1. (3 points) This question explores why a monitor enforces mutual exclusion (i.e., no more than one process or thread can be executing in the monitor at any point in time). Suppose that a monitor did not enforce mutual exclusion and consider the readers-writers monitor in the following scenario: a single reader process has just finished reading from the database and has called the endread procedure while a single writer process has just invoked the startwrite procedure. Describe a sequence of actions that results in the writer being unable to access the database even though the reader has relinquished control of the database. Ignore all other reader and writer processes.

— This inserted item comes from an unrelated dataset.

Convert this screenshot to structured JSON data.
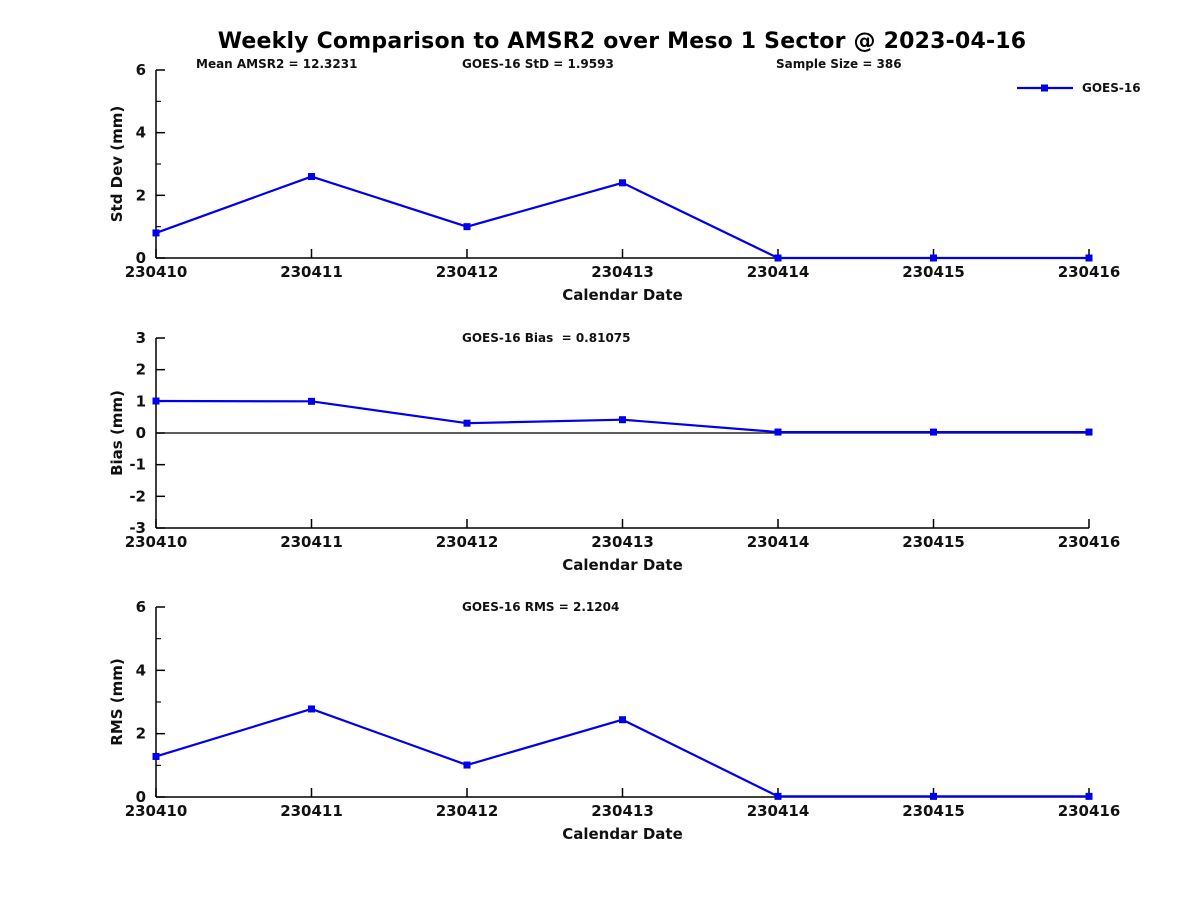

The endread and startwrite procedures are as
follows:
procedure endread |
|
| Line | Statement |
| E1. | begin |
| E2. | readercount := readercount - 1; |
| E3. | if readercount = 0 then OKtowrite.signal; |
| E4. | end endread; |
procedure startwrite |
|
| Line | Statement |
| S1. | begin |
| S2a. | if busy OR readercount != 0 |
| S2b. | then OKtowrite.wait; |
| S3. | busy := true; |
| S4. | end startwrite; |
If the above statements are executed in the following order, then the writer will wait indefinitely:
S1, E1, S2a, E2, E3, E4, S2b, S3, S4
There are other orders that will also demonstrate an indefinite wait
experienced by the monitor, but they should all have one key
similarity: the signal sent by the endread procedure is
sent before the startwrite procedure waits. This
can happen when startwrite reads the value of
readercount before endread updates its value.
2. (3 points) In a given state, the readers-writers monitor has 6 reader processes blocked on the OKtoread condition variable because a writer process was writing to the database. Ignoring all other processes, how many processes will at some point be on the urgent queue from the time when the writer completes until the time when all of the reader processes are reading?
6 of the 7 processes will at some point be on the urgent queue.
First, the writer signals the readers in the endwrite
procedure, which puts the writer on the urgent queue. Then, a reader
comes off of the OKtoread condition queue, and it sends another signal
to the other readers, which puts this first reader onto the urgent
queue as well. This process repeats for the next five readers. The
last reader to come off of the condition queue will send a signal, but
since the OKtoread condition queue is now emtpy, the signal will have no
effect. This means that the last reader continues to execute without
going onto the condition queue.
A note about the interpretation of this problem: you shouldn't try to find a single point in time and see how many processes are in the urgent queue. Look at each process instead, and see which ones are on the urgent queue at some point in time.
3. (4 points) The database in the readers-writers problem cannot be encapsulated by the monitor. Thus, it is possible for badly programmed processes to directly access the database without the proper synchronization. Show the design of a system in which encapsulation is used to protect the database and guarantee proper synchronization while allowing concurrent reading of the database.
The best way to solve this problem is to create an object class that encapsulates both a database and the monitor that protects it. Suppose that we have a monitor that is as defined in the text on page 23. Suppose also that we have the following methods exposed by our database object:
class Database {
public DBTable DBread(String query);
public boolean DBwrite(String key, DBentry entry);
// ...
}
We will create a wrapping class that encapsulates both this database and a monitor to coordinate and synchronize access to it. Both the database and the monitor are "off-the-shelf" objects -- we do not need to make any modifications to them to use them in our example. They will be protected by the access mechanisms that are present in our Java-like language. (For Java purists: we're ignoring object instantiation and initialization.)
class ProtectedDatabase {
public DBTable read(String query)
{
DBTable result;
m.startread();
result = DB.DBread(query);
m.endread();
return result;
}
public boolean write(String key, DBentry entry)
{
boolean result;
m.startwrite();
result = DBwrite(key, entry);
m.endwrite();
return result;
}
private Database DB;
private Monitor m;
}
Since the database and monitor are both declared as private members of our encapsulating class, they cannot be accessed from outside this class. This protects them from being manipulated by an improperly written process. The methods exposed allow a user of this class to access it just as if it was the database itself being accessed. Synchronization is enforced as required, since the methods access the monitor and the database in the proper fashion, as shown in the monitor-based readers/writers problem solution.